Former House Speaker Paul Ryan acknowledged the post-election drama among House Republicans last week, but he expressed great confidence that Minority Leader Kevin McCarthy, his longtime ally, would persevere.
“I know all the people. I know the players. I think he’s going to be fine,” Ryan said on Thursday. “I think he’s going to be speaker.”
The former speaker’s prediction might ultimately prove right, but for now, few seem to share Ryan’s optimism.
We don’t yet know the exact size of the next House GOP conference, but we know the party’s margin will be narrow. Every Republican lawmaker who announces his or her opposition to McCarthy pushes the Californian a little further away from the speaker’s gavel he craves.
As this week got underway, four House Republicans — Arizona’s Andy Biggs, Florida’s Matt Gaetz, Montana’s Matthew Rosendale, and Virginia’s Bob Good — expressed firm, public opposition to McCarthy’s leadership bid. One member of the contingent suggested the actual number is even larger.
“I believe we have at least a dozen or so that are strong, courageous, that will do what needs to be done on the House floor to ensure that we get an improvement in the speaker situation,” Good said on a conservative radio program.
Yesterday, conditions got a little worse for McCarthy when the quartet became a quintet. Politico reported that the minority leader bid for the speakership is getting “rockier by the day.”
Another House Freedom Caucus member announced he would not vote for the GOP leader for speaker next term, with Rep. Ralph Norman (R-S.C.) telling POLITICO in an interview on Tuesday that he will be another vote against McCarthy. ... Norman said he agreed he is a “hard” no vote against the California Republican, dismissing that he will either vote present or not attend the speakership vote early next year.

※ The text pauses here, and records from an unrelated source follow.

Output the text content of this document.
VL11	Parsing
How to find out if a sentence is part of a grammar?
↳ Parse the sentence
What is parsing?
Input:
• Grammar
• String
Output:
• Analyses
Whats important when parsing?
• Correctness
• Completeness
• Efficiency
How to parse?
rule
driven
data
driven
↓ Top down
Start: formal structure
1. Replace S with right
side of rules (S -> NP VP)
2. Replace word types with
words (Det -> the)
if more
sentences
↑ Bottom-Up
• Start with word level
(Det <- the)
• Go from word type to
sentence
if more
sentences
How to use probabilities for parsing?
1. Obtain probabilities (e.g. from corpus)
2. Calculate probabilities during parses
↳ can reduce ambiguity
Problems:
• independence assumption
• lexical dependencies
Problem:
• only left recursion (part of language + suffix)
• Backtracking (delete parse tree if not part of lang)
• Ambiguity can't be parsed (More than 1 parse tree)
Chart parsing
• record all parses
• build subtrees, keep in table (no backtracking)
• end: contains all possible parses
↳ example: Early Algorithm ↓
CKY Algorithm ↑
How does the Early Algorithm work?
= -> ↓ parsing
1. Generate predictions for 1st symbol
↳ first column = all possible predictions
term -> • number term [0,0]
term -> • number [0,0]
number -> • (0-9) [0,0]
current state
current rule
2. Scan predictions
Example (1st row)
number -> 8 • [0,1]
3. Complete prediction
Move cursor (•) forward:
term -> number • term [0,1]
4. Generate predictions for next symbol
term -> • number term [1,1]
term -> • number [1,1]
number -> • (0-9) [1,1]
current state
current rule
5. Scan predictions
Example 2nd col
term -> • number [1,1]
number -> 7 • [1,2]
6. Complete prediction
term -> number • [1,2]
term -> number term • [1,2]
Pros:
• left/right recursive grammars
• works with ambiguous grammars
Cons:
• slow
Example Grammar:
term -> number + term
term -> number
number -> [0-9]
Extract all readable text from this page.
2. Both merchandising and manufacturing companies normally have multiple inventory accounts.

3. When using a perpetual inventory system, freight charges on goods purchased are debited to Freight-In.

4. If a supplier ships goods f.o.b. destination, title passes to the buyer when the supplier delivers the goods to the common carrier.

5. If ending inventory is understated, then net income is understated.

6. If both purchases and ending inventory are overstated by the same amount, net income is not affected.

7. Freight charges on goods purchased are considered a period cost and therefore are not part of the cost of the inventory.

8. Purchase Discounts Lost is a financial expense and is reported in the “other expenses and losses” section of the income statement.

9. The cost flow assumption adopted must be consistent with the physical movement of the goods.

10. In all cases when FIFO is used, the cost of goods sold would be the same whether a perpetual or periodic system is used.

The South Carolinian said his opposition is the result of McCarthy rejecting the Republican Study Committee’s far-right budget plan. When Politico asked whether McCarthy could sway him with some assurances about a debt-reduction plan, Norman replied, “It’s too late right now.”
Puck’s Tara Palmeri also reported yesterday that, based on her conversations with GOP lawmakers, McCarthy’s odds of success “seem to be dropping every day.”
So, what happens now? First, keep an eye on just how far the would-be House speaker is prepared to go to secure his own members’ support. McCarthy is both weak and desperate, which is a tough combination for a congressional leader, and he already appears to be cutting some highly unfortunate deals to lock down far-right members’ backing.
McCarthy’s intraparty opponents realize they could ask for practically anything at this point and the incumbent minority leader would be inclined to give it to them in exchange for their votes.
Second, it’s important to appreciate the complexities of the arithmetic. I noted this week that the magic number for the would-be House speaker is 218, but that might not be entirely correct.
McCarthy will need a majority on the House floor, and in a 435-member chamber, that’s 218 votes. That said, a Washington Post analysis reminded me yesterday that if the denominator changes, the threshold changes, too: If a member misses the vote, the next speaker would need a majority of 434. If another member votes “present,” he or she would need a majority of 433, and so on.
McCarthy and his team are no doubt aware of all of this, as are his opponents. Watch this space.